My Month In Abu Dis: Mixed Beginnings

“Welcome to Israel”. The billboard that greets every excited passenger on disembarking the arriving flights into Ben Guirion airport. I can't help but think though, perhaps a more honest message would be appropriate. Maybe something like “get ready for your interrogation if you disagree with our government's actions”, for example. Although less catchy, and admittedly a bit confusing for a welcome sign, it would have people quite prepared for what I, and numerous other visitors to Israel and Palestine have had to experience. I take no pleasure in writing that I was detained for 5 hours. During this time I was subject to very harsh and strange questioning regarding events I still know nothing about, by a pair of security officers that I can safely say had perfected a bad cop, worse cop routine. A very unsettling highlight of the whole ordeal was when one of the officers gleefully discussed items from my notebook (used on a short visit last November, which was later taken from my luggage when leaving) and demanded an explanation. I was also threatened numerous times with deportation by the other officer unless I told her the 'truth' regarding the non existent, violent demonstrations that me and my friends were part of. .

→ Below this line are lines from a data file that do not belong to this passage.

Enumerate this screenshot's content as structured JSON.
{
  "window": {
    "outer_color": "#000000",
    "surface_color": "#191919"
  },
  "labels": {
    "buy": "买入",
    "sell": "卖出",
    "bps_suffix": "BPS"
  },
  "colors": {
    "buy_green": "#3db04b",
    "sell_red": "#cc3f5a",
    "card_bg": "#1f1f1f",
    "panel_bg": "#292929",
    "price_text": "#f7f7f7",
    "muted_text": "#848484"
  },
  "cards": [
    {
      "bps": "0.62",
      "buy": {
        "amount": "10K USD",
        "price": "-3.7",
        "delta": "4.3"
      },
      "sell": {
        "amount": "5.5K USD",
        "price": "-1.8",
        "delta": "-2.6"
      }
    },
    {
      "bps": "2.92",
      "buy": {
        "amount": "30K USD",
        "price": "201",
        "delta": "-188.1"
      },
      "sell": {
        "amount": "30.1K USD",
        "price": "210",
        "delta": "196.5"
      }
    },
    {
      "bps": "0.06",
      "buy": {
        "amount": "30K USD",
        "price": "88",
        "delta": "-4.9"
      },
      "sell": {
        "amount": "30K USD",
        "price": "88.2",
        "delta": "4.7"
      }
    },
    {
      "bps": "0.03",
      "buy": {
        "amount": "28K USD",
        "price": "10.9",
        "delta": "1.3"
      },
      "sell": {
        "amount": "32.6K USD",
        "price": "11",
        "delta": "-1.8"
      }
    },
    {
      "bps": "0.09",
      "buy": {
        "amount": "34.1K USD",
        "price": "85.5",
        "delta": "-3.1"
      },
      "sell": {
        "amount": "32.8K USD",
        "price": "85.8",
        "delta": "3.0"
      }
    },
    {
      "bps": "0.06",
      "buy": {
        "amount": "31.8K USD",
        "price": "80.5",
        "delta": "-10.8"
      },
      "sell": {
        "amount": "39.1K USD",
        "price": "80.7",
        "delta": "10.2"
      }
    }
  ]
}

Despite my travel plans being somewhat ruined by the staff at the airport, I made headway to my destination. Following my stressful arrival, I was so grateful for the warm welcome and help I received from ordinary Israelis and Palestinians. In contrast to the news reports regarding the increasing level of violence in the past months, I was struck by how relaxed and peaceful Tel Aiv, Jerusalem and the town was and ironically, felt more safe there than I ever have in Ben Guirion International, where there is what seems like a small army of security officers. As I write this now, sitting on the balcony of my accommodation in Abu Dis, perhaps the welcome sign at the airport can finally be appreciated.

Good morning from Abu Dis.

A quick pause for breakfast.

Friday 27 January 2017

My Month in Abu Dis: One Week Till Departure

After a long respite following our November visit, I will be once again, travelling to the West Bank, on what seems like a fast approaching date. In contrast to my time in Palestine before, this trip will see me working for CADFA as a volunteer for the first time, in Abu Dis. My duties will include continuing to write via blogs, as well as helping with visas, and teaching English conversation. It's also a personal thing for me to improve my embarrassingly basic Arabic. Naturally, I'm excited about this opportunity and can't wait to follow up on the eye opening visit in November, working and living amongst Palestinians.

The visit, which will last for just over a month, also comes at a hectic time in terms of world events, and their subsequent effect on the lives of ordinary people in Palestine. It's hard to ignore the backdrop of the potentially disastrous decisions and attitudes, in the wake of Donald Trump's inauguration for example, and it will be of crucial importance to focus on whether this will translate into more abuses against the Palestinians on the ground. I'm hoping to cover this during my month long visit, and focus on the everyday life aspect of the occupation.

I can only describe the feeling before my visit as anticipation blended with excitement. It will certainly be a challenge in the coming weeks, albeit one I'm looking forward too and am eager to begin. Even in the midst of sometimes intense political issues, I found in November, that Palestine can be a welcoming place with friendly people, and it's this that makes my upcoming challenge a lot less daunting. More updates to follow.

Taken On Our Last Visit: A Photo Of The Separation Wall, Situated Adjacent To Al-Quds University.